Driven to Distraction

 

 

Have you had a go in one of these self-parking cars yet? You should, it’s quite amazing. It selects a suitable parking space for you and all you do is press the accelerator and brake whilst the car steers itself into the gap. How good is that?

 

Self-drive cars aren’t with us yet but they’re certainly getting closer.

 

Automotive electronic technology is clearly moving ahead apace, but I do have one or two reservations however, particularly where the technology is being used to help you drive the car.

 

I also have some friends and colleagues who, after showing off their shiny new motors have expressed unease with some of these systems. (So it’s not just me.)

 

Let me give you some examples.

 

Cruise control. In todays’ heavy traffic I prefer systems (like the BMW one) which feature an infinitely variable switch.
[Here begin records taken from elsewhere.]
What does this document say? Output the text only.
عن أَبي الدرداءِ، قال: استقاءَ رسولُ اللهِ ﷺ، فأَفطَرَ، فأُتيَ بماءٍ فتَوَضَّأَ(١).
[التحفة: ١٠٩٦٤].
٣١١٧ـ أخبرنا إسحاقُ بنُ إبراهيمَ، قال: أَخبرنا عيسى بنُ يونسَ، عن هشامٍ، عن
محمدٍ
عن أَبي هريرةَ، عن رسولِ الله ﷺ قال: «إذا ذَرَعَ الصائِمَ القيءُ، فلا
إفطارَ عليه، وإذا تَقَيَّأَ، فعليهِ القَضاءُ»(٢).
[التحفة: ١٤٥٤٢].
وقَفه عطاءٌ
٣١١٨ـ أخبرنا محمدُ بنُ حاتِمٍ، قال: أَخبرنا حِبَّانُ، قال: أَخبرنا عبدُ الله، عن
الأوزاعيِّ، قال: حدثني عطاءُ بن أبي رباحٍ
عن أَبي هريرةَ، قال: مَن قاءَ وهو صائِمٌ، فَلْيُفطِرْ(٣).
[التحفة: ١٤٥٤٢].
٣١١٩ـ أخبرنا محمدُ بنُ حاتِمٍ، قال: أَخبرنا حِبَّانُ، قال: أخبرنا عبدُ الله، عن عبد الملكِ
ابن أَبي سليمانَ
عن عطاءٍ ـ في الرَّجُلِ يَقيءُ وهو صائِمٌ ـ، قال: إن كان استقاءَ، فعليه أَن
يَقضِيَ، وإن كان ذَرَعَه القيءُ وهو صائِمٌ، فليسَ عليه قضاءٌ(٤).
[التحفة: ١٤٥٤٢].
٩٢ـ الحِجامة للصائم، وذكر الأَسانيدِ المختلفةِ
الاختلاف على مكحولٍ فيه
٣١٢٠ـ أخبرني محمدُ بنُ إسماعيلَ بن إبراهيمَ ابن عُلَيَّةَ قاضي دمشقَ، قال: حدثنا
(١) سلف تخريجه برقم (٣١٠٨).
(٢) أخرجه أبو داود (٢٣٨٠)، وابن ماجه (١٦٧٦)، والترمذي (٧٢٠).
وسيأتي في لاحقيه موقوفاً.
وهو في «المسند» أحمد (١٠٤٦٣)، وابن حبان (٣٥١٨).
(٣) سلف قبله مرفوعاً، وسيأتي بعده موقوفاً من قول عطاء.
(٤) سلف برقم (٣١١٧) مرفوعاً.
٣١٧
This means you can drive the car using the cruise control, unlike say the Mercedes system which changes by a pre-set amount.

 

However, active cruise control varies when it senses a car in front. Useful you may think. However, say you are in the middle lane when the guy on your inside pulls out. You move to the outside lane but the cruise control has picked up the car which has pulled out and gets confused, leaving you in the outside lane at 65 mph and slowing down.

 

Lane assist, which warns you when you stray out of your lane. Handy if you tend to fall asleep on motorways, (but you shouldn’t really do that should you?) It is very annoying on country lanes though.

 

Stop-start. I hate this. You are waiting to pull out of a side road in rush hour. You see a gap. You hit the gas. The engine starts. The car begins to move. The turbo starts to spool up. You chug across the road. This all takes a couple of seconds but your gap has moved on – so now your mirror is full of Mr Angry (with some justification) in a Transit with his brakes hard on.

 

Collision avoidance. This applies the brakes in an emergency if you happen to forget. True story follows. So, my colleague is proceeding along a busy motorway at around seventy. He reaches a spot where two motorways merge. The guy on his inside has misjudged his approach and desperately wants to ‘nip in’. Our hero backs off a tad to give the chap a chance. Said chap slots in gratefully – no problem there then. But the collision avoidance system does not see things in the same way. Oh no. It goes straight to Defcon 9, and performs an emergency stop in the middle of a busy motorway from 70 mph. Oh yeah!

 

Of course you can turn the systems off when it suits, but I don’t want to drive along turning things on and off depending on road conditions etc. That just makes driving harder not easier.

 

I’m all for technology which helps you do a better job of driving, but most of this stuff seems to be there as a sort of get out of trouble app. for people who can’t be bothered to drive properly.

 

So now, when I get into an unfamiliar car (or a familiar one for that matter,) the first thing I have to remember to do is turn off all this stuff before I set off so it doesn’t take me by surprise half a mile down the road.